Now it's been revealed new plans echo aspects of the trial, with vehicles discouraged from using North Lane in favour of Station Road West, which suffered horrendous gridlock when the trial was under way.
A KCC report seen by this paper states that where Station Road West and St Dunstan’s meet a “priority junction lay-out very much like what was in use during the experiment” should be introduced.
And the county council is being accused of trying to sneak another traffic management system in under the noses of voters.
Campaigner Brian Buggins said: “These new plans are potentially the traffic trial’s little brother. There seems to be a lot being talked about without proper consultation and a lot going on secretly behind the scenes.

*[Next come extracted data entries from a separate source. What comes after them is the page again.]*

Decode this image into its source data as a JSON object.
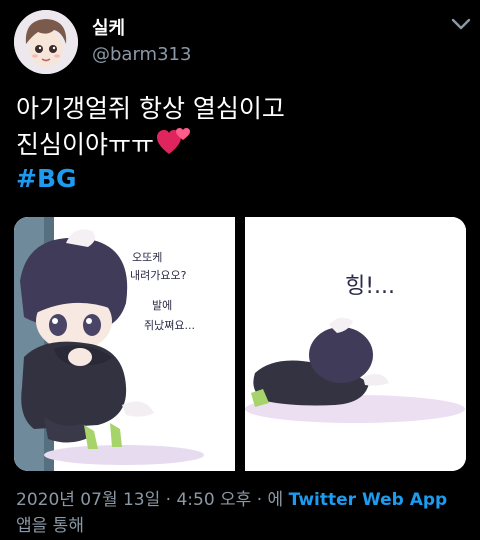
{
  "user": {
    "display_name": "실케",
    "handle": "@barm313"
  },
  "tweet": {
    "line1": "아기갱얼쥐 항상 열심이고",
    "line2": "진심이야ㅠㅠ",
    "hashtag": "#BG"
  },
  "media": {
    "left_panel": {
      "bubble1_line1": "오또케",
      "bubble1_line2": "내려가요오?",
      "bubble2_line1": "발에",
      "bubble2_line2": "쥐났쪄요..."
    },
    "right_panel": {
      "sound_text": "힝!..."
    }
  },
  "meta": {
    "timestamp": "2020년 07월 13일 · 4:50 오후 · 에",
    "source": "Twitter Web App",
    "suffix": "앱을 통해"
  },
  "colors": {
    "background": "#000000",
    "link": "#1d9bf0",
    "muted": "#8b98a5",
    "heart": "#e0245e"
  }
}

“You would have thought that they had learned their lesson from last time and done things more openly and actually consult with people about what it is they want.”
Last year the county council offered voters five options – four of which proposed continuing the traffic trial system in one form or another while the fifth proposed returning to the pre-trial road lay-out.
More than 80% voted for the fifth option. It also asked voters if they had any suggestions for the Westgate area.
A report by KCC’s head of transportation Tim Read stated that people wanted to keep the widened pavement outside the Bishops Finger and Falstaff Hotel, which had been installed during the trial.
But Mr Buggins says only 32% of respondents agree.
He added: “There is no mandate for keeping the widened pavements. What we really need is a decent break down of the results from the consultation last year. They still haven’t published them.”
KCC transport press officer John Todd said. “The aim of our work with the local community, interested groups and the city council is to reflect the support gathered during a three-month consultation for measures to boost the economic vitality of St Dunstan’s, delivering benefits to residents, local business, the wider community and visitors.
“In response to the consultation, the steering group overseeing the scheme agreed in January that the area would benefit from a 20 mph speed limit, retention of the widened footway, a crossing on Station Road West and a 7.5 tonne weight restriction that will extend to cover communities along Whitstable Road, including St Thomas’s Hill and Blean.”